Cell phone-assisted self-management of diabetes offers a new approach to improving chronic care; however, introducing this new technology presents many challenges to a health care team. The George Washington University-District of Columbia Cell Phone Diabetes Project enrolled 32 patients with Type 2 diabetes from a community clinic using patients' cell phones connected to the Well Doc Diabetes Manager System with monitoring by case managers and monthly reports to primary care providers.
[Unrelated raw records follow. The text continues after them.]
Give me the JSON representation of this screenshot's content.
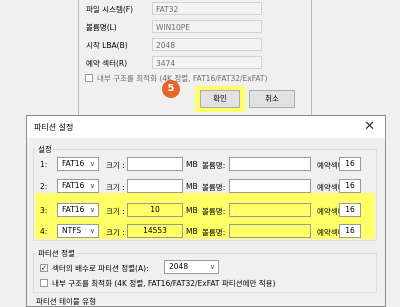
{
  "top_dialog": {
    "fs_label": "파일 시스템(F)",
    "fs_value": "FAT32",
    "volume_label": "볼륨명(L)",
    "volume_value": "WIN10PE",
    "lba_label": "시작 LBA(B)",
    "lba_value": "2048",
    "reserved_label": "예약 섹터(R)",
    "reserved_value": "3474",
    "optimize_label": "내부 구조를 최적화 (4K 정렬, FAT16/FAT32/ExFAT)",
    "ok_label": "확인",
    "cancel_label": "취소",
    "step_badge": "5"
  },
  "dialog": {
    "title": "파티션 설정",
    "close": "✕",
    "settings_group": "설정",
    "size_label": "크기 :",
    "mb_label": "MB",
    "volume_label": "볼륨명:",
    "reserved_label": "예약섹터:",
    "rows": [
      {
        "num": "1:",
        "fs": "FAT16",
        "size": "",
        "volume": "",
        "reserved": "16"
      },
      {
        "num": "2:",
        "fs": "FAT16",
        "size": "",
        "volume": "",
        "reserved": "16"
      },
      {
        "num": "3:",
        "fs": "FAT16",
        "size": "10",
        "volume": "",
        "reserved": "16"
      },
      {
        "num": "4:",
        "fs": "NTFS",
        "size": "14553",
        "volume": "",
        "reserved": "16"
      }
    ],
    "align_group": "파티션 정렬",
    "align_label": "섹터의 배수로 파티션 정렬(A):",
    "align_value": "2048",
    "optimize_label": "내부 구조를 최적화 (4K 정렬, FAT16/FAT32/ExFAT 파티션에만 적용)",
    "bottom_label": "파티션 테이블 유형"
  },
  "colors": {
    "highlight": "#ffff66",
    "badge": "#e8642a"
  }
}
Despite monetary incentives (cell phone rebates), dropout rate was high (50%), because of lack of use or inability to afford low-cost cell phone service. Active patients had sustained system use with improved diabetes standard-of-care goals and reduced hospitalizations and emergency department visits. On the basis of this pilot program, the authors assessed the multiple links in the chain (patients, case managers, primary care providers, support staff, medical record systems, disease management software, cell phones) that affect the success of a mHealth chronic care strategy.

摘要

手机辅助糖尿病自我管理为改善慢性病护理提供了一种新方法;然而,向医疗团队引入这项新技术带来了许多挑战。乔治华盛顿大学-哥伦比亚特区手机糖尿病项目从一个社区诊所招募了 32 名 2 型糖尿病患者,这些患者的手机连接到 Well Doc 糖尿病管理系统,由个案管理员进行监测,并每月向初级保健提供者报告。尽管有金钱奖励(手机回扣),但由于使用率低或无法负担低成本手机服务,患者的流失率很高(50%)。积极参与的患者持续使用该系统,糖尿病标准护理目标得到改善,住院和急诊就诊次数减少。基于该试点项目,作者评估了影响移动医疗慢性病管理策略成功的多个环节(患者、个案管理员、初级保健提供者、支持人员、病历系统、疾病管理软件、手机)。